Uzmanlar Meclisi seçiminde Rafsancani ve Ruhani seçildi. İlkinin Halkın Uzmanları, ikincisinin Umut Partisi sırasıyla 19 ve 27 koltuk kazandı. Bu, onlara çoğunluğu sağladı ve bir sonraki dinî liderin kim olacağına karar verme konusunda ikilinin elini güçlendirdi.

“İlkeciler" Yenildi mi?

Reformistler ve merkezciler bu sefer Umut Listesi adı altında girdiler seçime. Logoları ve sloganları “ikinci adım”dı. 2013’te cumhurbaşkanı seçilen reformist Ruhani’nin döneminin sona ermesini istiyorlar. Bu seçim Ruhani’nin üç yılının da oylandığı bir tür referandum. Bu döneme damgasını nükleer anlaşması ve batının uyguladığı yaptırımların sona ermesi vurdu. Batı basınında yanlış bir adlandırmaya yer verilerek “tutucular” deniliyor. Muhafazakârlar burada “ilkeciler” olarak anılıyor. Bu kesimin manifestosu esas olarak İslam’a ve İran Devrimi’ne sadık kalmaya, Dinî Lider’e itaate ve Velayet-i Fakih ilkesine teslimiyete odaklanıyor.

İran’da hiç kimse Batı ile aradaki mesafenin kaldırılmasına, yaptırımların son bulmasına karşı değil. Evet muhafazakârlar eleştirel yaklaşıyorlar bu sürece ve ABD’nin hâlihazırda yeniden yaptırımları dayatmak için bir plan yaptığından, bir oyun çevirdiğinden endişeleniyorlar. İranlıların Sam Amca’ya güvenmemek için iyi bir sebebi var. Bu nedenle tercih daha çok iyimserlik ile ihtiyat arasında yapılıyor.

İran’daki üç ana politik kamptan (reformistler, bağımsızlar ve ilkecilerin) hiçbirisi, 290 sandalyeli yasama meclisinde çoğunluğu elde edemedi. Batı’ya göre seçim dürüst gerçekleşse de oyların sayımına hile karıştırılıyor. İstemeden de olsa reformistlerin yönetmesine izin veriliyor ve onlar kazanıyor. Seçime yüksek katılım İranlıların İslam devletlerini protesto etmek için her türden şanstan faydalandığını gösteriyor.

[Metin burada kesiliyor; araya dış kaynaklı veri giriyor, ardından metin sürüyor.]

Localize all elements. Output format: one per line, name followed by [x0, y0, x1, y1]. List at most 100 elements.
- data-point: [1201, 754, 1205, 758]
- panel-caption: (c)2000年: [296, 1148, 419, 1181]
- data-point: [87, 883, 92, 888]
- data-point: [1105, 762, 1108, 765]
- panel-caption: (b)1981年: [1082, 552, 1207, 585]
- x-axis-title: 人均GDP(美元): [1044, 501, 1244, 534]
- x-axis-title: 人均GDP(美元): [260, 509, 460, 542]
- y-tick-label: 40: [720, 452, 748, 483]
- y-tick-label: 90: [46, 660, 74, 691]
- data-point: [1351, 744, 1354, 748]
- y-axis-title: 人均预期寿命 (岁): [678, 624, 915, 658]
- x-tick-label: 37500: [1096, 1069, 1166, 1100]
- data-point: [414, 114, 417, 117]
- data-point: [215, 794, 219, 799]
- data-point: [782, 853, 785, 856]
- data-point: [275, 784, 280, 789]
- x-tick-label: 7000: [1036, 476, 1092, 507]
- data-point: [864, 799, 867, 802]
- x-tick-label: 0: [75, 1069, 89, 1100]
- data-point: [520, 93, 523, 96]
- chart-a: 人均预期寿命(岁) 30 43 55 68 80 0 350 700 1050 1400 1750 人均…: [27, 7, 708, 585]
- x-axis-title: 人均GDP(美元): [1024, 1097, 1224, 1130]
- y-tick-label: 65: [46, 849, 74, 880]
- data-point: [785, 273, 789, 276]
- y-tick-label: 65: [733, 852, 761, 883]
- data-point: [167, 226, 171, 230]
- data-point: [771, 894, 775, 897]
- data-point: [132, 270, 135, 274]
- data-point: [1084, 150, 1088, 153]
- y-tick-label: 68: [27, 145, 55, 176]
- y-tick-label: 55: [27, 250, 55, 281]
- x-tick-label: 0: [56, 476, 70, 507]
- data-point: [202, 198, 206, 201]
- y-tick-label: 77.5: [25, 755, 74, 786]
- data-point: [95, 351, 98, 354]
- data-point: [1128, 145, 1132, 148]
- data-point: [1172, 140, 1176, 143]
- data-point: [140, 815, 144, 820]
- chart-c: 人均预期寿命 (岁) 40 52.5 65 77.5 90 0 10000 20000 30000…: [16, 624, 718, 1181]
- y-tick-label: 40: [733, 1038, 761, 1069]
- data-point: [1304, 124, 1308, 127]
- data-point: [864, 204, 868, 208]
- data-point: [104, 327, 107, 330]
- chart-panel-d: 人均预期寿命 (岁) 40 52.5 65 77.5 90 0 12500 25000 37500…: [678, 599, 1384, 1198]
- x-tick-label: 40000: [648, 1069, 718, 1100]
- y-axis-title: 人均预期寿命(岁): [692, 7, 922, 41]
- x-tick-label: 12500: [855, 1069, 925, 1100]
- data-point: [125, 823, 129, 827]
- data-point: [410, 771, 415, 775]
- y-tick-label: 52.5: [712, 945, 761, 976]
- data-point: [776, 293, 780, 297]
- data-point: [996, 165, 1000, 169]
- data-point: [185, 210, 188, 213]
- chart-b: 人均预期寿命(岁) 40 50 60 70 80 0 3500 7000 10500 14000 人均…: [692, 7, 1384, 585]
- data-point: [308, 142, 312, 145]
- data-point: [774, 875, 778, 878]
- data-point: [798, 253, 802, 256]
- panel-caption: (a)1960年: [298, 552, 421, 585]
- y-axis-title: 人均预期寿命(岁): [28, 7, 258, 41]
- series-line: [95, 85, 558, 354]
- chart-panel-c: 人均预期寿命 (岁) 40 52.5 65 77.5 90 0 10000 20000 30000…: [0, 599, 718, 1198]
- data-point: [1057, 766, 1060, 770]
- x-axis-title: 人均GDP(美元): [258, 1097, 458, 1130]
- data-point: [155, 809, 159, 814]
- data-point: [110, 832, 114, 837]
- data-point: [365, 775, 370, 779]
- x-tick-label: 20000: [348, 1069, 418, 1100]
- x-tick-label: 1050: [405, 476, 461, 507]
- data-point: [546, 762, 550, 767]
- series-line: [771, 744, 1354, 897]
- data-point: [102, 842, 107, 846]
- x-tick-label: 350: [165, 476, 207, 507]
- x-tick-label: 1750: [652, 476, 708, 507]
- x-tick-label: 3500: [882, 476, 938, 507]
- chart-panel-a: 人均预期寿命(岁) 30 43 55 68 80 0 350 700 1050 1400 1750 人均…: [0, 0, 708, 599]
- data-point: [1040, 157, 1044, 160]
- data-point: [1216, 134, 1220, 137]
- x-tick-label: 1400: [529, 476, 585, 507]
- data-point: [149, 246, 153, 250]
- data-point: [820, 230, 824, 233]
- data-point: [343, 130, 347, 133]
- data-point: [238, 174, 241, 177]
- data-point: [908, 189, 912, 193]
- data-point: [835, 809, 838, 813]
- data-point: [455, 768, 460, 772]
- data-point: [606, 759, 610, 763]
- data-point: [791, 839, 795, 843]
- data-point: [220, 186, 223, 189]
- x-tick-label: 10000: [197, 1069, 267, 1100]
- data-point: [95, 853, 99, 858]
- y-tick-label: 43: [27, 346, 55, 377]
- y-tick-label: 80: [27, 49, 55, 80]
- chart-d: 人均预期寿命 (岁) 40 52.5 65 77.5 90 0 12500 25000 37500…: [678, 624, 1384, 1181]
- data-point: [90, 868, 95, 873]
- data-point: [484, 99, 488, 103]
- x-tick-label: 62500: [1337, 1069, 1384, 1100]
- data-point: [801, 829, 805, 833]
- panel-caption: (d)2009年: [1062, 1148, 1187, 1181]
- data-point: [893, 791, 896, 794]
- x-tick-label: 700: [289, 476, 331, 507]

Gerçekte ise (Tahran’da) daha fazla sayıda liberal aday varken, taşrada yok. Meclisteki 260 sandalye konusunda daha önemli olan yerel meseleler, altyapı ve ekonomik koşullar (istihdam, barınma vb.) gibi bölgesel meseleler. Nisan’daki seçimde 70 sandalye için bir seçim daha yapılacak.

Durumu Ustalıkla Yönetme

İran’da seçimlere katılım her zaman yüksek. Geçen sefer yüzde yetmiş beşti. Bu sefer yüzde seksene yaklaşacak gibi görünüyor. Bazı sandıklar Tahran’da gece yarısı açıldı. ABD’de durum tam tersi. Burada 2008 başkanlık seçiminde nüfusun sadece yüzde 55’i oy kullanmıştı. Seçimlere katılım yıllar içinde hep farklılık arz etti. 1996’da yüzde 49 iken 1952’de yüzde 63’tü. 86 ülkede seçimlere katılım oranı epey yüksek seyrediyor.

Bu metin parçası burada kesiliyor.